Fidaxomicin jams Mycobacterium tuberculosis RNA polymerase motions needed for initiation via RbpA contacts

Thank you for submitting your article "Fidaxomicin jams M. tuberculosis RNA polymerase motions needed for initiation via RbpA contacts" for consideration by eLife. Your article has been reviewed by three peer reviewers, and the evaluation has been overseen by Gisela Storz as the Reviewing and Senior Editor. The following individuals involved in review of your submission have agreed to reveal their identity: William R Jacobs (Reviewer #1); Yuan He (Reviewer #2); Dong Wang (Reviewer #3).

The reviewers have discussed the reviews with one another and the Reviewing Editor has drafted this decision to help you prepare a revised submission.

Summary:

A critical challenge for tuberculosis (TB) treatment and other antimicrobial clinical practice is to develop novel antibiotics that can outcompete increasing drug resistance. Inhibition of bacteria RNA polymerase (RNAP) transcription and subsequent bacteria growth is a proven effective therapeutic strategy. Fidaxomicin (Fdx) is a narrow spectrum antibiotic that target Gram-positive anaerobes and mycobacteria (including Mtb) RNA polymerase (RNAP).

In this work, Campbell and colleagues build on previous studies reporting the first CryoEM structures of a complete M. tuberculosis RNAP holoenzyme in complex with Fdx at 3.4 A resolution. In fact, the authors reported a total of four cryoEM structures: Two fdx bound Mtb /RbpA/σA-holo complexes (with or without us-fork promoter DNA) and two fdx absence RbpA/σA -holo complexes (with or without us-fork promoter DNA). By comparing the different RNAP conformational states from four solution complexes of the same RNAP, authors are able to obtain several important structural insights into mechanism of action of Fdx.

Overall the reviewers were in agreement that this paper summarizes an impressive amount of work and is easy to read.

Essential revisions:

The reviewers had a limited number of suggestions that should be addressed in a revised version.
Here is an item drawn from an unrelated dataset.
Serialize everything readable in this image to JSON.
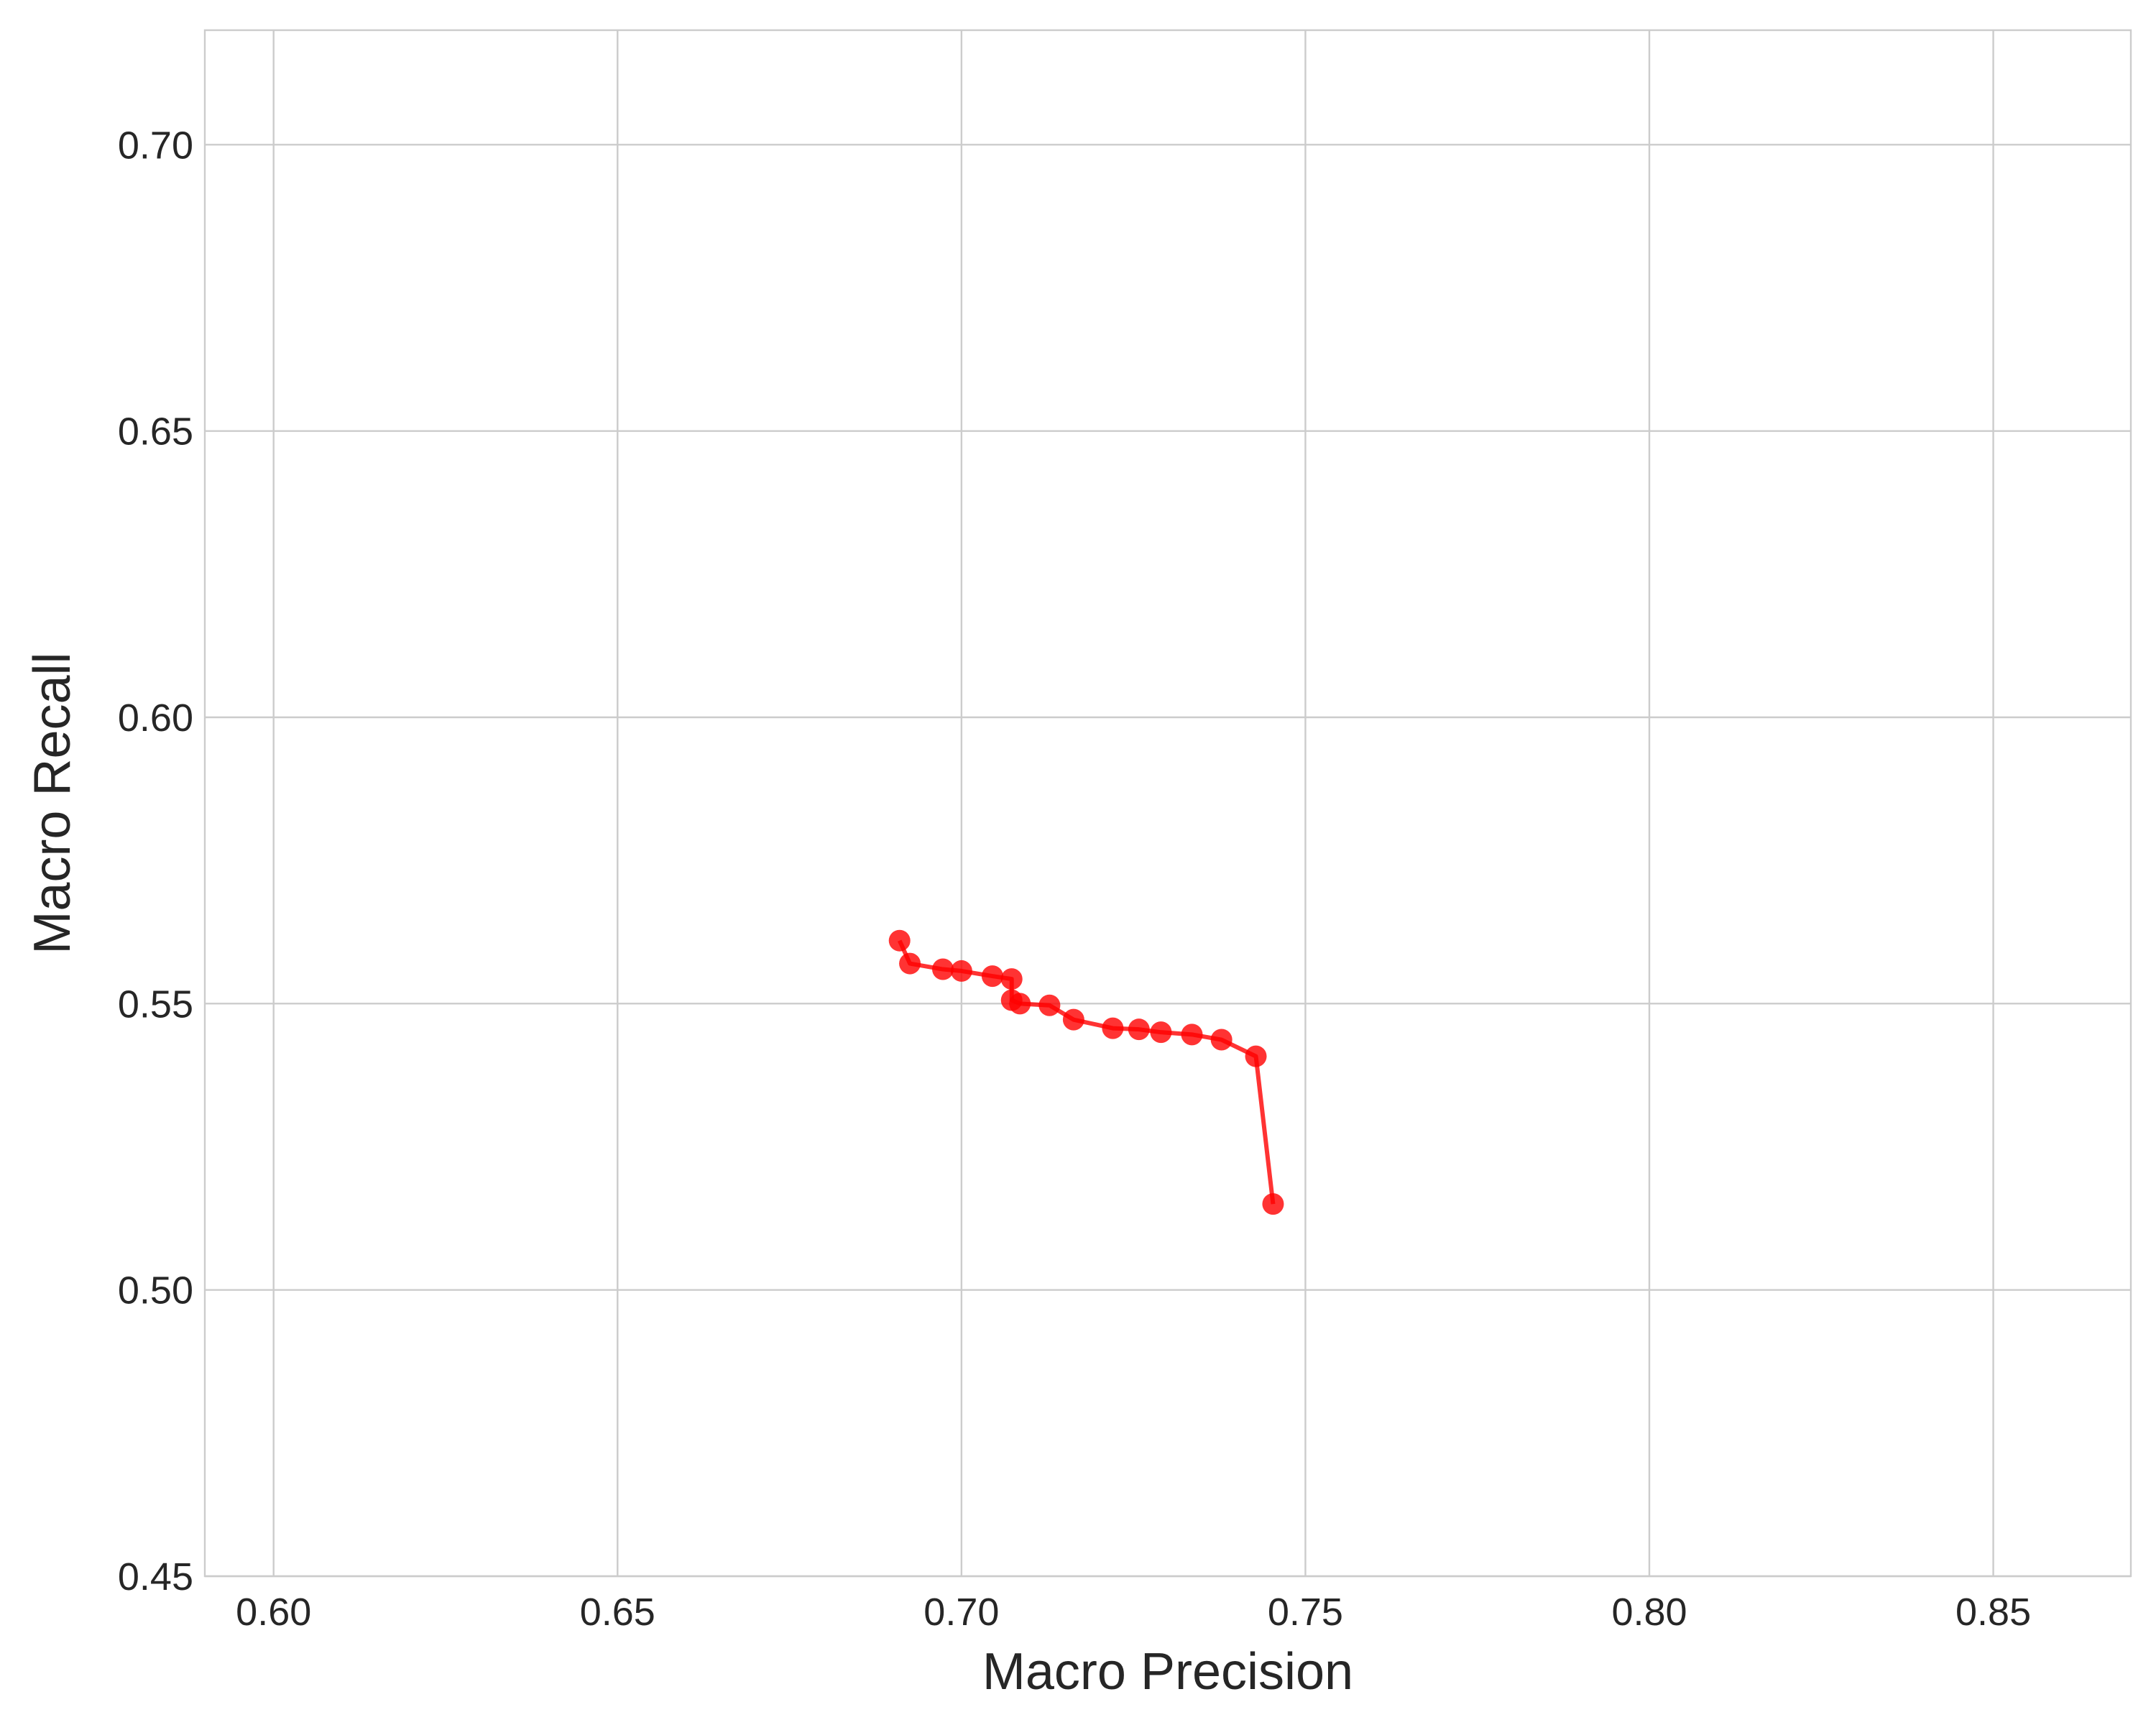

1) Expand the discussion to suggest how understanding of the structure could apply to improving the poor bioactivity and the use of this drug to treat M. tuberculosis infections.

2) The paper by Tupin et al., 2010, presented a nice and detailed mechanistic investigation of the inhibition of bacterial RNA polymerase by Lpm (Fdx). This is study should be cited and discussed.

3) The section titled "The RbpA^NTT is critical for Fdx potency against Mtb RNAP in vitro and in vivo" is misleading since M. smegmatis was used for the growth inhibition assay. While M. smegmatis is a model organism to study M. tuberculosis, it is not M. tuberculosis. Suggest using M. tuberculosis safe strains to test the growth inhibition of M. tuberculosis by Fdx or avoid this direct implication.

Essential revisions:

The reviewers had a limited number of suggestions that should be addressed in a revised version.

1) Expand the discussion to suggest how understanding of the structure could apply to improving the poor bioactivity and the use of this drug to treat M. tuberculosis infections.

The structural results define the details of a binding determinant in the RNAP that facilitates the discovery of other inhibitors (including Fdx derivatives) that have activity and might have better bioavailability. Because we now know which atoms of Fdx interact with the protein, one can now make educated guesses on which chemical groups to modify. It is beyond the scope of our expertise to say what changes can be made but we propose the structure can now be used to guide modification or screens. We have made some edits to change the ‘tone’ of our manuscript with this in mind. Changes have been made to the Abstract, Introduction, and Summary section.

2) The paper by Tupin et al., EMBO J (2010) 29, 2527-2537, presented a nice and detailed mechanistic investigation of the inhibition of bacterial RNA polymerase by Lpm (Fdx). This is study should be cited and discussed.

We thank the reviewers for pointing out this oversight. We have added a sentence pointing out how the mechanistic analyses of Fdx action from the Brodolin group (actually in two papers, Tupin et al., 2010 and Morichaud et al., 2016) are broadly consistent with our conclusions (subsection “Fdx inhibits RNAP by trapping an open-clamp conformation” last sentence).

3) The section titled "The RbpANTT is critical for Fdx potency against Mtb RNAP in vitro and in vivo" is misleading since M. smegmatis was used for the growth inhibition assay. While M. smegmatis is a model organism to study M. tuberculosis, it is not M. tuberculosis. Suggest using M. tuberculosis safe strains to test the growth inhibition of M. tuberculosis by Fdx or avoid this direct implication.

This was an oversight; we thank the reviewers for catching it. The section title has been changed to ‘The RbpA^NTT is critical for Fdx potency against mycobacterial RNAP in vitroand in vivo’.